Новосибирский вокзал – яркий тому пример. Новый, красивый, только что отделанный чуть ли не под евро-стандарт. Дорого отделанный. Но места в нём в десять раз меньше, чем необходимо.
Видимо, это дело принципа. «Жить надо трудно». Лозунг страны.
Я, конечно, брюзжу. Просто устал. После четырёхчасового гуляния по ночному Новосибирску я понял, что мне надоело. Два месяца дорог. Пятеро суток в поезде. Бессонная ночь в чужом городе. Впереди – сутки в вонючем, душном плацкарте. А потом – такой же душный, вонючий Екатеринбург… Пермь… Киров… Вологда…

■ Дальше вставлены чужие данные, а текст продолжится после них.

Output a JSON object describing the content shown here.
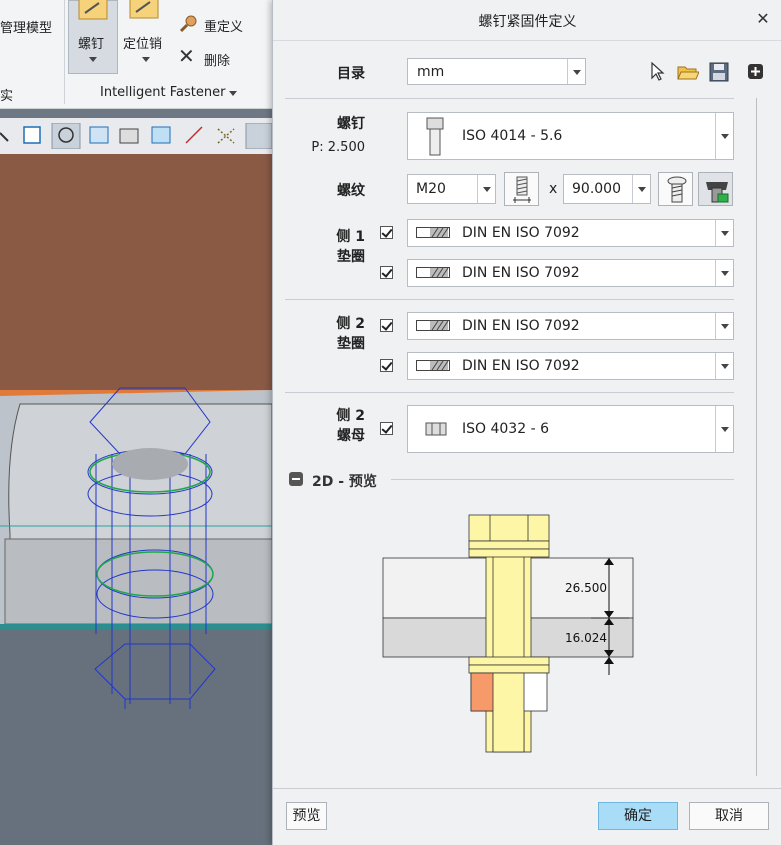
{
  "app": {
    "ribbon_left_text_1": "管理模型",
    "ribbon_left_text_2": "实",
    "screw_button_label": "螺钉",
    "dowel_button_label": "定位销",
    "redefine_label": "重定义",
    "delete_label": "删除",
    "group_label": "Intelligent Fastener"
  },
  "dialog": {
    "title": "螺钉紧固件定义",
    "catalog_label": "目录",
    "catalog_value": "mm",
    "screw_label": "螺钉",
    "pitch_label": "P: 2.500",
    "screw_value": "ISO 4014 - 5.6",
    "thread_label": "螺纹",
    "thread_size": "M20",
    "times_label": "x",
    "thread_length": "90.000",
    "side1_label_a": "侧 1",
    "side1_label_b": "垫圈",
    "side1_washer1": "DIN EN ISO 7092",
    "side1_washer2": "DIN EN ISO 7092",
    "side2_label_a": "侧 2",
    "side2_label_b": "垫圈",
    "side2_washer1": "DIN EN ISO 7092",
    "side2_washer2": "DIN EN ISO 7092",
    "side2_nut_label_a": "侧 2",
    "side2_nut_label_b": "螺母",
    "nut_value": "ISO 4032 - 6",
    "preview_section": "2D - 预览",
    "dim_top": "26.500",
    "dim_bottom": "16.024",
    "preview_button": "预览",
    "ok_button": "确定",
    "cancel_button": "取消"
  },
  "colors": {
    "bolt_yellow": "#fdf6a6",
    "nut_orange": "#f79a6a",
    "ok_blue": "#a9dcf7",
    "plate_top": "#f2f2f2",
    "plate_bottom": "#d9d9d9"
  }
}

Послонявшись по ночному вокзалу, я сел пить пиво в грязном кафе на привокзальной площади. Рядом употребляли водку двое, потом трое. Они базарили про Чечню и Дагестан. Они там были. Один пьяный парень славянской внешности, лет двадцати двух, говорил другому, что когда он служил в МЧС и они работали спасателями после землетрясения в Ханкале («Х… ли, эм-че-эс, они это, на х…, спасатели…»), то спасали русских, а чеченцам отрезали головы. Под завалами. И дагестанцев мочили тут же. И другой парень, ещё моложе, говорил, что да, что только так и надо, и радостно кивал пьяной головой. И беда в том, что – что бы ни твердила мировая культура, и Достоевский, и Толстой – в их реальном мире, в их непосредственном жизненном опыте было так: если один хочет жить, он должен мочить другого. Что война в Чечне, что игра в «ангри бёрдс»: если красные птицы хотят жить, они должны отстреливать головы беззащитным зелёным свиньям. Иначе те, спасшись, отгрызут головы им самим, птицам. И их детям. Как уже и случалось.
В поезде, от Владивостока до Новосибирска, ехало много детей. Русские дети все страшно похожи. Белые головки. Синие глаза. Бегают. Курносые. Играют. Смышлёные. Я не люблю детей. Но я люблю их. Этих.
Либо им отрежут белые головы, либо они вырастут и будут резать головы других? Чёрных?
После этого я сел в самолёт и улетел в Питер.